Leitores de livros de leitores como Alberto Manguel e Enrique Villas-Matas conhecem outras estratégias de abordar a “coisa literária”, já para não falar de intelectuais-académicos populares como Calvino, citado, ou Eco, e sem entrar no imenso mundo da narratologia e da teoria literária. Porém, pessoas familiarizadas com os escritos de Wolfgang Iser, Gérard Genette, Mieke Bal e tantos outros, encontrarão aqui apenas “pepitas” isoladas de considerações consabidas, que não trazem um peso mecânico significativo à maquina desejada por Mendelsum. Por exemplo, em dois ou três curtos parágrafos o autor “despacha” a questão da pessoa (primeira pessoa do singular, terceira pessoa, etc.) em relação à perspectiva que se permitiria, sem fazer distinções em perspectiva visual e focalização, por exemplo, que Bal institui e tornou operativa de uma forma significativa. Se entrarmos no campo das relações com a ilustração, a história do livro, do uso do desenho como instrumento de pensamento para a escrita literária – os trabalhos de Jacqueline Sudaka-Bénazéraf sobre Kafka, de Konstantin Barsht sobre Dostoyevski, por exemplo, seriam estimulantes, já para não falarmos de exposições ou publicações dedicadas ao tema -, etc. (muitas das considerações do autor, quando existem imagens, parece ser reduzidas a “redutoras da imaginação” do leitor, o que é algo de extremamente banal), abrir-se-ia o campo da problemática. É difícil, para nós, não ler cada página deste livro sem desejar que houvesse maior desenvolvimento desse pensamento mas também a hipótese de um contraditório de outras fontes.

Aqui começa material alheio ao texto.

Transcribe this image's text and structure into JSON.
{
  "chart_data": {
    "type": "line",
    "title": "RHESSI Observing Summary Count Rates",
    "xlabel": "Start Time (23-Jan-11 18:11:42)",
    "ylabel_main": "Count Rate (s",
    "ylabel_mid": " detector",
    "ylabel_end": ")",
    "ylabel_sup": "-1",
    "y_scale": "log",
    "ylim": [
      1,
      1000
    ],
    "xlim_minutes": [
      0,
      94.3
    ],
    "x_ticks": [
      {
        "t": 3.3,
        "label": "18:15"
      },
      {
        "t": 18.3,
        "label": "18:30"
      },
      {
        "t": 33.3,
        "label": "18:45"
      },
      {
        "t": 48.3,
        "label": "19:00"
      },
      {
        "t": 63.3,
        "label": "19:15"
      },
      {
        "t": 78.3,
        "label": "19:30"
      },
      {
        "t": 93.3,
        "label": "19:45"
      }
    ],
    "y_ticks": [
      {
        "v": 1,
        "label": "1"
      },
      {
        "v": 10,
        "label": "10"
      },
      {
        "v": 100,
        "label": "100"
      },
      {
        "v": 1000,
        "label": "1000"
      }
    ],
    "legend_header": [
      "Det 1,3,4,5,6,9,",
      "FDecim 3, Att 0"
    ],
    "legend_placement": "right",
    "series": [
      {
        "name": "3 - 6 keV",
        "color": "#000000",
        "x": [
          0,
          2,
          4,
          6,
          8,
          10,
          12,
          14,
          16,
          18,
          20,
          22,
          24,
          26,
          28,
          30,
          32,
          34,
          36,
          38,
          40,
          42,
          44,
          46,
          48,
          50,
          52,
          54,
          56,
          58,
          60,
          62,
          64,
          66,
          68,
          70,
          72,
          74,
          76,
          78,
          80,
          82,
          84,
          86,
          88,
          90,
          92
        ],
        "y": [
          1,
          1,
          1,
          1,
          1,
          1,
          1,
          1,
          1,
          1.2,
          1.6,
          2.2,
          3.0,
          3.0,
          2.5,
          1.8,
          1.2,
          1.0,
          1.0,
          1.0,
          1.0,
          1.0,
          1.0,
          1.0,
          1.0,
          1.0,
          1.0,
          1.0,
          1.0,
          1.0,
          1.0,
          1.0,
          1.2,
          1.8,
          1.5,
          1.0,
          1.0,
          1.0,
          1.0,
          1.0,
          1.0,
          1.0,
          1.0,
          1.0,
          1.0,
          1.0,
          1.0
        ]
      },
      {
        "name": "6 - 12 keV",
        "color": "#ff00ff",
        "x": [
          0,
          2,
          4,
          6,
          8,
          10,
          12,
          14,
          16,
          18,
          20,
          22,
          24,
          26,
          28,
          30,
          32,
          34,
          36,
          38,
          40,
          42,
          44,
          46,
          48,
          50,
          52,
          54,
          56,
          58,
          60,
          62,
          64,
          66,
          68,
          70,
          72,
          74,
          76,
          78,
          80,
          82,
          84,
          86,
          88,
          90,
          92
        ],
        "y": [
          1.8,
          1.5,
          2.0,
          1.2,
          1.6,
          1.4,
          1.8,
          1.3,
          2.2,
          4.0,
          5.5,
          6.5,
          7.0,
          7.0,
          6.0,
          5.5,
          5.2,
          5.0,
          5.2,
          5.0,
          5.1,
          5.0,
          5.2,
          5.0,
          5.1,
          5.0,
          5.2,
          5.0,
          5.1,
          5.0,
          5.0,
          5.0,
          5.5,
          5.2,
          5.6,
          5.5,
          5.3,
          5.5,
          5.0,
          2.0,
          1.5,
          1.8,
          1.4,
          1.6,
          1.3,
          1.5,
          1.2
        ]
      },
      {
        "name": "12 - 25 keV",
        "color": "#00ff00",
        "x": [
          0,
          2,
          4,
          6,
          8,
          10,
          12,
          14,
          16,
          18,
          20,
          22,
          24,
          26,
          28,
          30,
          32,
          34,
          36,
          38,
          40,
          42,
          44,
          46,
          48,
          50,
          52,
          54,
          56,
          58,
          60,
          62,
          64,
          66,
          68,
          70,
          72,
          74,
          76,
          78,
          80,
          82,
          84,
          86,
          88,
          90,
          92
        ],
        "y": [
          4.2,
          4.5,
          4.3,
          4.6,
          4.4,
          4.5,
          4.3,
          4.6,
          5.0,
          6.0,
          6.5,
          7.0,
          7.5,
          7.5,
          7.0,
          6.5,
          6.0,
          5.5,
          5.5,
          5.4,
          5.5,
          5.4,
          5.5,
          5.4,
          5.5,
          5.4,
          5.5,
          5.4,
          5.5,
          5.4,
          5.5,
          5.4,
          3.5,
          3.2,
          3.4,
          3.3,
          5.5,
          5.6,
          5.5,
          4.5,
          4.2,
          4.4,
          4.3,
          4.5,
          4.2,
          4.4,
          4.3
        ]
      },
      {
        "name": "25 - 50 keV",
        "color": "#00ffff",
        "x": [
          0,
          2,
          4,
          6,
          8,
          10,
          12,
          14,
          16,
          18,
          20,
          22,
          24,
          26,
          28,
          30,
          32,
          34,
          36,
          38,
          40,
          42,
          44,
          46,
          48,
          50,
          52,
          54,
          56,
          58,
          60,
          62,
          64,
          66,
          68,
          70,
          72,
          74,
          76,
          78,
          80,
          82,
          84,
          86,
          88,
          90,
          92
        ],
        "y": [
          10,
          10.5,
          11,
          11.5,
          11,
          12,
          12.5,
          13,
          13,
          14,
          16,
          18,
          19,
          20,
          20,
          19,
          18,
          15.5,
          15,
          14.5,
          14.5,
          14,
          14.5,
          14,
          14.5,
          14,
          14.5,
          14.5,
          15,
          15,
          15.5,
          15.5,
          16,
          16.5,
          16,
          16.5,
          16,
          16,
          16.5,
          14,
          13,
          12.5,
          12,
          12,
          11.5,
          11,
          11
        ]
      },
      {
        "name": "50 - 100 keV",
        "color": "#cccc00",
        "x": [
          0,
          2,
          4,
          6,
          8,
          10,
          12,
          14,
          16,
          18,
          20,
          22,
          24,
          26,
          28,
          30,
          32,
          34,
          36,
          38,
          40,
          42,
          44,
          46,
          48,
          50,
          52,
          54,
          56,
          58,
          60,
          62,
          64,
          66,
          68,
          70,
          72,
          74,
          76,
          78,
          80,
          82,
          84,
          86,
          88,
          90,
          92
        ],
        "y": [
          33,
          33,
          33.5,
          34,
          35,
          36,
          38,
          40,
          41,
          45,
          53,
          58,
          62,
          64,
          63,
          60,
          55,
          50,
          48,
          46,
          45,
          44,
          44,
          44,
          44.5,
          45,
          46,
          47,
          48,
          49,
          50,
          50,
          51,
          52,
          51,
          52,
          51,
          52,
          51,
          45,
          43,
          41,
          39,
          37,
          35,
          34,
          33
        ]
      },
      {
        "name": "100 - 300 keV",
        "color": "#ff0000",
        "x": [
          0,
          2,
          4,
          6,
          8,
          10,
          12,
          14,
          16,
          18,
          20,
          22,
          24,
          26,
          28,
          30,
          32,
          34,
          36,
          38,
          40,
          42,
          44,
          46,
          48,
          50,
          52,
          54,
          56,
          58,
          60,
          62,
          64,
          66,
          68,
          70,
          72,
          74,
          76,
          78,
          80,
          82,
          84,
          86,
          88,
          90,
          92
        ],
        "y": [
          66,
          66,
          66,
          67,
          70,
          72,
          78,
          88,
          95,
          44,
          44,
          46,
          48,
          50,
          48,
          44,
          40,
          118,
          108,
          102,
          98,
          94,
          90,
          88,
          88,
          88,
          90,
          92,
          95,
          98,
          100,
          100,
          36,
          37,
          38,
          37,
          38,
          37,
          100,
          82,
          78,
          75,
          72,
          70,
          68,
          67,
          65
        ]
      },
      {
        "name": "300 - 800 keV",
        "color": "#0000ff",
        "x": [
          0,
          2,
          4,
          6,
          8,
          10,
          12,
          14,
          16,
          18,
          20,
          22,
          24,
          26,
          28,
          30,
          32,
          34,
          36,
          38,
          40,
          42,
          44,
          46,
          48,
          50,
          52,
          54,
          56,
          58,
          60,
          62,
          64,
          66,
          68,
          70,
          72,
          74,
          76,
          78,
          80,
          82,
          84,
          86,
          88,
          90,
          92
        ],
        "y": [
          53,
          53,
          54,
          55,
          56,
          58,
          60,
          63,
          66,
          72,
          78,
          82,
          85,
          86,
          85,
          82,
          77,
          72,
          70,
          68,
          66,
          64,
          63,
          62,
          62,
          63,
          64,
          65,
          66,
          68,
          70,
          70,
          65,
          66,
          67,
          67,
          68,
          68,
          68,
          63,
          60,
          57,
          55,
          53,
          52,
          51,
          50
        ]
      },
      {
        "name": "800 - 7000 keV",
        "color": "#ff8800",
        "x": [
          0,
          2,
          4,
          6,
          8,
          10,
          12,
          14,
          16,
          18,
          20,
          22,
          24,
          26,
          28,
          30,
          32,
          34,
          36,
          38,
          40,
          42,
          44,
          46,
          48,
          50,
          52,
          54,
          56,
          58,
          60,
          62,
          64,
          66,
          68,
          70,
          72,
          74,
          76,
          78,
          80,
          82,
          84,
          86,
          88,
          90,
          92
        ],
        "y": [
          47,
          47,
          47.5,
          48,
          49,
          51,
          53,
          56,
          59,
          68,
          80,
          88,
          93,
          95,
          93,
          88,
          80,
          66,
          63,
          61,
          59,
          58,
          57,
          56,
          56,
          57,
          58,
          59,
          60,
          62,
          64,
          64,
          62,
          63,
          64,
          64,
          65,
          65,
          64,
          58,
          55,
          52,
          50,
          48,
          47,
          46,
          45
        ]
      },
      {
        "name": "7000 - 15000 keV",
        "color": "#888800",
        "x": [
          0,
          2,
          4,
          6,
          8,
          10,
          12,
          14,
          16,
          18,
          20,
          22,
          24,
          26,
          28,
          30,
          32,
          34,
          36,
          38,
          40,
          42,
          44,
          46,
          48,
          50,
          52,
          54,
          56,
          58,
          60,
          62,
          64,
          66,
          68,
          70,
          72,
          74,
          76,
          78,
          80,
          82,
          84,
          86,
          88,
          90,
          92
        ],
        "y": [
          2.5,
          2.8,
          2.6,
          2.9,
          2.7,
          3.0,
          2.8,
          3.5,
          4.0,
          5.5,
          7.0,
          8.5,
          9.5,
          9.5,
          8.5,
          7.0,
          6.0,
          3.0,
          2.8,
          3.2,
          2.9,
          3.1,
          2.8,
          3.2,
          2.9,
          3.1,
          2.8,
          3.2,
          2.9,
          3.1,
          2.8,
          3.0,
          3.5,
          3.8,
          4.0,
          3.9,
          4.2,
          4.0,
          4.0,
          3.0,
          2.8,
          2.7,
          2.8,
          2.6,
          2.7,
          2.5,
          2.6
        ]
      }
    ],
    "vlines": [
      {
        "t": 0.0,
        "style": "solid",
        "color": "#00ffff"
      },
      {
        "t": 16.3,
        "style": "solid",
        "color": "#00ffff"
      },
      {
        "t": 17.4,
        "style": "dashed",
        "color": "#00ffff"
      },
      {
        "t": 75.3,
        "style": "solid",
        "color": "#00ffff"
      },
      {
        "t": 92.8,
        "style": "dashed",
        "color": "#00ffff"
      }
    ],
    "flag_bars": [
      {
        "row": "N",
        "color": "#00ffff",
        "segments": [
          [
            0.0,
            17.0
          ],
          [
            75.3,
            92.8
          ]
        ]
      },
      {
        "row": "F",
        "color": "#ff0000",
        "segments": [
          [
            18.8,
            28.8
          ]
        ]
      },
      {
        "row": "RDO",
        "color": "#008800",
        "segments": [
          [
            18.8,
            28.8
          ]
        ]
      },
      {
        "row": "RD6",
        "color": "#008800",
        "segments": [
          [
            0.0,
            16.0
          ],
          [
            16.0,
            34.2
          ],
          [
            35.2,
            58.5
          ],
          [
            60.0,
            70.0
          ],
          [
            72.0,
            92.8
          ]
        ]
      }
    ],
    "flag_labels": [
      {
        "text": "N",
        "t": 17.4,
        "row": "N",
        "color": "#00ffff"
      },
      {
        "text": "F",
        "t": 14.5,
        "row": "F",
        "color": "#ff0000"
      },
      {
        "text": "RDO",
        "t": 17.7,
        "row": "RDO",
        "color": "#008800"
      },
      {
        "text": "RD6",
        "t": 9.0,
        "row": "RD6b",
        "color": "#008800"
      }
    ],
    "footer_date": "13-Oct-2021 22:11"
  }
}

Muitos dos leitores, críticos ou não, deste livro, assinalam de modo insistente sobre a carreira de Mendelsum enquanto designer de livros, pelas capas que desenhou ou outras das suas funções. Mas não nos parece que apelar ao currículo sem criar linhas de maiores elos com ele seja uma estratégia correcta de leitura. A verdade é que as imagens empregues neste mesmo livro, com algumas excepções de “piadas” bem encontradas, são ligeiras, superficiais ou banais. As traduções de metáforas já bem coçadas (“o jogo da cabra-cega”, o “mapa”, os “caminhos”) em pouco ajudam. Apresentar uma consola de vídeo-jogos e depois associá-las aos hipotéticos “processos” encerrados no Moby Dick de Melville pode parecer interessante à partida, mas se se lhe dedicar alguma tempo de reflexão, tendo em conta que nenhuma explicação dessa analogia é feita, descobrir-se-á ser um exercício vazio, que qualquer outra versão ao acaso não iluminaria (revelando, portanto, a sua falta de eficácia e poder explicativo da obra literária em questão). O mesmo ocorre com os gráficos de “percursos” propostos para os livros de Kafka ou Anna Karénina (uma pobre imitação, e sem humor, das famosas shapes of stories de Vonnegut, que cita nominalmente), tentativa de ir desvendando o rosto de Anna Karénina através dos mais variados símiles (um retrato-robot policial, o rosto de Keira Knightley na adaptação cinematográfica, várias Gibson girls, e por aí fora. Karénina é mesmo o leit-motiv desta pequena obra, o fio vermelho que conduz todas as considerações sobre visualização, e é claro que a sua incompletude e nebulosidade é um ponto forte, uma vez que deve sempre manter-se enquanto promessa no futuro, incitamento à releitura, e não uma descoberta finita.

É uma pena que nebulosidade esteja igualmente presente no pensamento e na sua estrutura.
Nota final: agradecimentos à editora, pelo envio do livro.